At what pressure do the stock lifters give up?
I think anytime you mess with hotrods there is little room for economics....lol
For real......for either side of this discussion. Since turbobuick is involved there could be some good info in this thread and some insight to the why's and how's of it all.
So with the retainers you used I really lowballed the cost of this.
The true LS6 valves is a good point not strongly enough considered earlier in this thread and likely an important part of why you are getting away with something pretty well recognized to normally cause problems.
Here are the specs for the springs.
----------------od-------id-------Install height----open load------spring rate-----max lift
Turbobuick--- 1.324--- 0.680--- 160 @ 1.800--- 510 @ 1.100---500 1.000-- 0.750
PSI beehives- 1.290"--- .630 --- 130lb@1.800 --- 370lb@1.175---384 1.100-- .625
I run the PSI's with a 1.8 rocker ls6 valves with ti retainers to 7000 w/o issue.
Last edited by HioSSilver; Feb 14, 2014 at 09:25 AM.
Here's some good rocker reading:
(about halfway down starting with "Running High-Lift Camshafts With OE LS Rocker Arms")
http://www.gmhightechperformance.com...e/viewall.html
So the magazine is claiming GM themselves sold warrantied LS6 cars exceeding the recommended lift on their own rockers?

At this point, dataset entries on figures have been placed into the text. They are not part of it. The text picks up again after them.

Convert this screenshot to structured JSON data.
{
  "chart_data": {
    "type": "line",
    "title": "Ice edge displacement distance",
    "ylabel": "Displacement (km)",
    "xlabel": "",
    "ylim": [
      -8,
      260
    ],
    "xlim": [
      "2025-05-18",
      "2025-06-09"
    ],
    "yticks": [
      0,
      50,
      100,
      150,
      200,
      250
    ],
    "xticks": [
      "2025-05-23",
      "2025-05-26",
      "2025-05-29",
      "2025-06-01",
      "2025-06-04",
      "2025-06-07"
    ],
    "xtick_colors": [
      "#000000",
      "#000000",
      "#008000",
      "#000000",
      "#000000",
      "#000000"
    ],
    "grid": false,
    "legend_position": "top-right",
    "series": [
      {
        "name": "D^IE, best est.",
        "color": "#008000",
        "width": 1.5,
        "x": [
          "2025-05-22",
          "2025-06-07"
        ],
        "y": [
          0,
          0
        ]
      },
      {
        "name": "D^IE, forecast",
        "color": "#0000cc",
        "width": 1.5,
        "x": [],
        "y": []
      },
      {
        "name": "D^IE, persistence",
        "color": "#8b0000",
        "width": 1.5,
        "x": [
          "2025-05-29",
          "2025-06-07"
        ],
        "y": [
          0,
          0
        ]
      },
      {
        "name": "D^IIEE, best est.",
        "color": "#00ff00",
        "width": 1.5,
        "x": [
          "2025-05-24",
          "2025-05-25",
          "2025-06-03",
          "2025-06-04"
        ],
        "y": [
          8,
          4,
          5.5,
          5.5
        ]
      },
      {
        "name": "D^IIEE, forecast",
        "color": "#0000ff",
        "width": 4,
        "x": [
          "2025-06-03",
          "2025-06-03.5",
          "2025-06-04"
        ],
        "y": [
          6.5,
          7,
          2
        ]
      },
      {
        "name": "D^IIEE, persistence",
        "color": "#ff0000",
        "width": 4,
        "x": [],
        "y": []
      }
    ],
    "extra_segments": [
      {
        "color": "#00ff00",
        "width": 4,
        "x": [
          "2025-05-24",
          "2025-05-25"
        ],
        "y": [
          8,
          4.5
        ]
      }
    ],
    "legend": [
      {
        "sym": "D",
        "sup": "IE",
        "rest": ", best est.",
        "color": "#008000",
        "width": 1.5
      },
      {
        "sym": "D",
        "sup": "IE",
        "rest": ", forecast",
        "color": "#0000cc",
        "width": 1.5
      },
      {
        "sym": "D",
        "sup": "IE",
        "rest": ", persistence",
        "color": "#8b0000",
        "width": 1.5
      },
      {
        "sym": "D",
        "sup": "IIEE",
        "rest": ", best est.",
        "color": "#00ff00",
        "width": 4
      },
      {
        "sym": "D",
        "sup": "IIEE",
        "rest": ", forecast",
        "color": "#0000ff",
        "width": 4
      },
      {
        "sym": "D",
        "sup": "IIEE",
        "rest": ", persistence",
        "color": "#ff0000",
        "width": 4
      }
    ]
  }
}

I don't doubt that the .608/.612 lift is far enough that stock rockers begin to scrub, at the same time given the LS6 cam specs, .550 lift is going to be well within the limit.
I would have to pull the valvecover off the truck to look but I wonder if shimming or milling of the rocker pedestal mount is needed to refine geometry and just so rarely done and that is a contributing factor.
My pointing out the lift GM used them at severely discredits the whole basis if the article without any speculation of opinion.
If the magazine article was valid we would hear about every stock LS6 having problems much less all the modded cars that use the LS6 cam much less all the aftermarket stuff.
As I said there is going to be a point where stock is lift limited but the idea that .550 is that mark is plain bull.
Besides.....I don't think .001 is going to be a breaking point on many valve train issues.
As Turbobuick6 said geometry needs to be addressed and almost nobody bothers with that.
You are still seeing what you want to see rather than the truth. Truth is issues would creep in slowly with additional lift, there isn't going to be a exact number that is the issue and the issues are going to begin sometime solidly past .550 since GM sold cars with that lift and nobody has tried a class action claim.
If the magazine had attempted to address geometry and had pics of a good wipe at original installation your argument would have some merit. They halfassed the install as MOST folks do and then had problems and refused to actually learn what happened and just said "more money is the answer".
Before you go seeing what you want to again, I do believe that over .600lift without addressing geometry will give the results the magazine got.